Methylthioadenosine phosphorylase (MTAP) is a key enzyme in the methionine salvage pathway that converts the polyamine synthesis byproduct 5′-deoxy-5′-methylthioadenosine (MTA) into methionine. Inactivation of MTAP, often by homozygous deletion, is found in both solid and hematologic malignancies and is one of the most frequently observed genetic alterations in human cancer. Previous work established that MTAP-deleted cells accumulate MTA and contain decreased amounts of proteins with symmetric dimethylarginine (sDMA). These findings led to the hypothesis that accumulation of intracellular MTA inhibits the protein arginine methylase (PRMT5) responsible for bulk protein sDMAylation. Here, we confirm that MTAP-deleted cells have increased MTA accumulation and reduced protein sDMAylation. However, we also show that addition of extracellular MTA can cause a dramatic reduction of the steady-state levels of sDMA-containing proteins in MTAP+ cells, even though no sustained increase in intracellular MTA is found because of catabolism of MTA by MTAP. We determined that inhibition of protein sDMAylation by MTA occurs within 48 h, is reversible, and is specific. In addition, we have identified two enhancer-binding proteins, FUBP1 and FUBP3, that are differentially sDMAylated in response to MTAP and MTA. These proteins work via the far upstream element site located upstream of Myc and other promoters. Using a transcription reporter construct containing the far upstream element site, we demonstrate that MTA addition can reduce transcription, suggesting that the reduction in FUBP1 and FUBP3 sDMAylation has functional consequences. Overall, our findings show that extracellular MTA can inhibit protein sDMAylation and that this inhibition can affect FUBP function.

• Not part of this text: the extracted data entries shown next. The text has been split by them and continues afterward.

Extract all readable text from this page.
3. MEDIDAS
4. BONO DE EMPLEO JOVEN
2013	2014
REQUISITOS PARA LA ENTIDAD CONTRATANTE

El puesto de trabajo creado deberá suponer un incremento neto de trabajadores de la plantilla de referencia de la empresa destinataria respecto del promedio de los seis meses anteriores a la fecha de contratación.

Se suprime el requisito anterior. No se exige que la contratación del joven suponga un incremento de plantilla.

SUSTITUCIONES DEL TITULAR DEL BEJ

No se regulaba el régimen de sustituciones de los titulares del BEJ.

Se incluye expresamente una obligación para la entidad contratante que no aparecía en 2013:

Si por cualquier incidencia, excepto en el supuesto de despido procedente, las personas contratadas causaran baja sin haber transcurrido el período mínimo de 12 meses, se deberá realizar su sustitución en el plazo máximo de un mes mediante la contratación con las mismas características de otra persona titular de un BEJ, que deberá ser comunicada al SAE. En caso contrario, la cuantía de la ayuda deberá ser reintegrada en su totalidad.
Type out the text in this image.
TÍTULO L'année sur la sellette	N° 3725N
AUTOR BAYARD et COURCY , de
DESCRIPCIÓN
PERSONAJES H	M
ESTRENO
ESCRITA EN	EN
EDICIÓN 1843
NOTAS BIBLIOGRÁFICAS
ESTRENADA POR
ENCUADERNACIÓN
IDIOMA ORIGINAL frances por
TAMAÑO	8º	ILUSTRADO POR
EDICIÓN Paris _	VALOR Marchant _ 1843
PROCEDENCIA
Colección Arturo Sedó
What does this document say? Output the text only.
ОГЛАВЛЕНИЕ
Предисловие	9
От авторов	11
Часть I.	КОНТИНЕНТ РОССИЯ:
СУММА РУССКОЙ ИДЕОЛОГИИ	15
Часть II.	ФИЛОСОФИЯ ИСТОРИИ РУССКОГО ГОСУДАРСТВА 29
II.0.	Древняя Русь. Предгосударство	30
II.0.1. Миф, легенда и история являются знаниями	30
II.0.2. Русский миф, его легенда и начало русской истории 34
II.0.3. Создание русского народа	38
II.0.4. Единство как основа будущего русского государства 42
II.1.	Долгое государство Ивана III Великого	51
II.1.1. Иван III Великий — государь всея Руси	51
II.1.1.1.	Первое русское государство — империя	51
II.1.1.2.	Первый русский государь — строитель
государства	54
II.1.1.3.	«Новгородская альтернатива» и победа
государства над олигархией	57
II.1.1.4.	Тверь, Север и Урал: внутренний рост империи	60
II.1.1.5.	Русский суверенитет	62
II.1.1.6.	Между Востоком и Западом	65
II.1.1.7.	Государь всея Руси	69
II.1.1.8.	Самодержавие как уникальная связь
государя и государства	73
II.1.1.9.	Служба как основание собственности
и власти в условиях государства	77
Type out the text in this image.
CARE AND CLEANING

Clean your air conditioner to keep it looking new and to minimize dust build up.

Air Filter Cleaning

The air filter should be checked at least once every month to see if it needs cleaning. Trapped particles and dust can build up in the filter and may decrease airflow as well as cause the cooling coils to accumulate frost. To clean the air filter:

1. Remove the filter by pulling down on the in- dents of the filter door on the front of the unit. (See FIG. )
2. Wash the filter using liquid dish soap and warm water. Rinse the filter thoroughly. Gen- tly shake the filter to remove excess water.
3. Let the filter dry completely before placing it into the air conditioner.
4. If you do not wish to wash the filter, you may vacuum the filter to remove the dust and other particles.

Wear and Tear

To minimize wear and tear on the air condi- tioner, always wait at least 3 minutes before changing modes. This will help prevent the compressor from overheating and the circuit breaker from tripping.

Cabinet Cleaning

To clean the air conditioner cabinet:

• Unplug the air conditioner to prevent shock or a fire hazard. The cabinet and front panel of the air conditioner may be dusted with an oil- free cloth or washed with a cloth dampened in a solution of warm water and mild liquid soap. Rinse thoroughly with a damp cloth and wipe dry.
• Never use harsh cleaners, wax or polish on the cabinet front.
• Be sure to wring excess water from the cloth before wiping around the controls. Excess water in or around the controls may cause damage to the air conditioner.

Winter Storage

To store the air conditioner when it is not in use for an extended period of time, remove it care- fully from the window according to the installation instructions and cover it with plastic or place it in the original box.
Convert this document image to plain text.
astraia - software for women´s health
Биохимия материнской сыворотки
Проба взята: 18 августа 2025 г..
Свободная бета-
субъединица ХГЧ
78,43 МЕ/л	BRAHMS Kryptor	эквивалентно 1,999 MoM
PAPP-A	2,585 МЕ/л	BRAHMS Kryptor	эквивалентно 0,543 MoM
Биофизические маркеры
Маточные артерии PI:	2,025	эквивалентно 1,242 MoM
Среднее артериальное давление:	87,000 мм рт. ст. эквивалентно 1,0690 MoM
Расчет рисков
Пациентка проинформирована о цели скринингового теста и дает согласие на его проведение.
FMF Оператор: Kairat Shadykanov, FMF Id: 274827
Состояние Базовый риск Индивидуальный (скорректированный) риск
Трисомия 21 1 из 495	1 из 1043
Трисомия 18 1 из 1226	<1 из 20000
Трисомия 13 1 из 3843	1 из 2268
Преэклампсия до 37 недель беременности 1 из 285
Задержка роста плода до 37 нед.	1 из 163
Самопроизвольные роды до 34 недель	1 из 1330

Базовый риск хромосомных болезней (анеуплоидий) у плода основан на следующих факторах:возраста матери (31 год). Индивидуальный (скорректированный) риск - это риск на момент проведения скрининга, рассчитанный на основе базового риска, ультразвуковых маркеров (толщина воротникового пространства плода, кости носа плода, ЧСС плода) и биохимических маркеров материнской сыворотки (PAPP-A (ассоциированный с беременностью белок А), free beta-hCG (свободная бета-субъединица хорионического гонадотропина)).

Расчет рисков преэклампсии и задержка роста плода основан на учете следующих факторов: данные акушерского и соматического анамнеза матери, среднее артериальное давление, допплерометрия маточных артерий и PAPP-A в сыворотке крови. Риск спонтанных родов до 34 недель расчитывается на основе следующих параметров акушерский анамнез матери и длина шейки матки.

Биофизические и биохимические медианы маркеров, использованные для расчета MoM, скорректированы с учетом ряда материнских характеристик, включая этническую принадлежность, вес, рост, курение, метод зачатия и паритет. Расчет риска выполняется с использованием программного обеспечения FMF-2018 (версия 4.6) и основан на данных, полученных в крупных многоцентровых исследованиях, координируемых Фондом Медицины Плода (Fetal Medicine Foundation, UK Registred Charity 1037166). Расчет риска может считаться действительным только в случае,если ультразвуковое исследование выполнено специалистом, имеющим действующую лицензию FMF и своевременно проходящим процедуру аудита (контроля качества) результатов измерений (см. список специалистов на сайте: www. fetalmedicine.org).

甲基硫代腺苷磷酸化酶 (MTAP) 是蛋氨酸回收途径中的关键酶，可将多胺合成副产物 5'-deoxy-5'-methylthioadenosine (MTA) 转化为蛋氨酸。MTAP 的失活，通常是纯合缺失，在实体和血液系统恶性肿瘤中都有发现，并且是人类癌症中最常观察到的基因改变之一。以前的工作确定 MTAP 缺失的细胞会积累 MTA 并含有减少量的具有对称二甲基精氨酸 (sDMA) 的蛋白质。这些发现导致了这样的假设，即细胞内 MTA 的积累抑制了负责大量蛋白质 sDMA 酰化的蛋白质精氨酸甲基化酶 (PRMT5)。在这里，我们确认 MTAP 缺失的细胞增加了 MTA 积累并减少了蛋白质 sDMAylation。然而，+细胞，即使由于 MTAP 对 MTA 的分解代谢，未发现细胞内 MTA 持续增加。我们确定 MTA 对蛋白质 sDMAylation 的抑制发生在 48 小时内，是可逆的，并且是特异性的。此外，我们已经确定了两种增强子结合蛋白 FUBP1 和 FUBP3，它们在响应 MTAP 和 MTA 时差异 sDMAylated。这些蛋白质通过位于 Myc 和其他启动子上游的远上游元件位点。使用包含远上游元素位点的转录报告构建体，我们证明添加 MTA 可以减少转录，这表明 FUBP1 和 FUBP3 sDMAylation 的减少具有功能性后果。总体而言，我们的研究结果表明，细胞外 MTA 可以抑制蛋白质 sDMAylation，并且这种抑制会影响 FUBP 功能。